Endlich war es so weit! Die Winterpause ging zu Ende und die neue Gegengeradentribüne mit 13000 Plätzen war zum ersten mal voll in Betrieb. Die Aufregung war groß. Alle Sitzplatzdauerkartenbesitzer konnten endlich auf ihren neue Stammplätzen Platz nehmen die ja nun durch die vergrößerte Menge an Stehplätzen erheblich weiter oben liegen. Die Strhplätze waren ja zum Großteil schon während der Bauzeit nutzbar abgesehen davon, dass während der Bauphase 2 Türme für Kameras die Sicht behinderten.

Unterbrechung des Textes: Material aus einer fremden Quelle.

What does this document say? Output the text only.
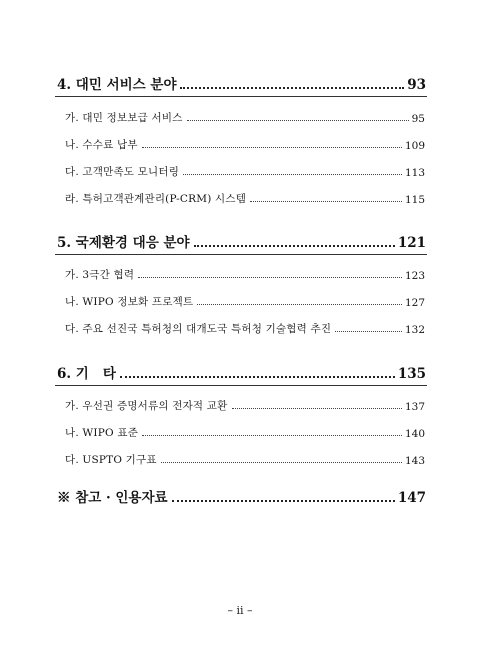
4. 대민 서비스 분야	93
가. 대민 정보보급 서비스	95
나. 수수료 납부	109
다. 고객만족도 모니터링	113
라. 특허고객관계관리(P-CRM) 시스템	115
5. 국제환경 대응 분야	121
가. 3극간 협력	123
나. WIPO 정보화 프로젝트	127
다. 주요 선진국 특허청의 대개도국 특허청 기술협력 추진	132
6. 기   타	135
가. 우선권 증명서류의 전자적 교환	137
나. WIPO 표준	140
다. USPTO 기구표	143
※ 참고 · 인용자료	147
– ii –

Schon beim Testspiel gegen die Dänische Mannschaft Nordsaeland konnte man einen Blick auf die bestuhlte und bedachte neue Heimat der Gegengeradenfans werfen. Erwartungsfroh und auch wehmütig wurde einem klar dass der FC St Pauli nun wirklich nie mehr ein kleiner Vorstadtverein sein würde sondern einer der Großen. 29000 Zuschauer und die Vorstellung dass die üblichen Fangesänge nun noch eindrucksvoller von der Süd zur Haupttribühne zur Nordtribühne und zur Gegengerade hin und her geworfen werden würden. Und richtig. Beim YNWA Gesang vor dem Spiel überkam mich eine Gänsehaut und ich musste schlucken. Wow das war der absolute Wahnsinn! 29000 Menschen hoben ihre Fanschals in die Höhe und sangen inbrünstig mit. Die wundervolle Choreo der Ultras auf der Süd die forderte C’mon St Pauli, give me a goal. Das Fahnenschwingen und Konfettiwerfen währen des Einlaufs der Spieler zum Intro von Hells Bells und die ausgelassene Atimmung trotz einem langweiligen und torlosen Spiels gegen Chemnitz. Es war einer dieser Tage an denen man wusste es war was Besonderes dabei gewesen zu sein!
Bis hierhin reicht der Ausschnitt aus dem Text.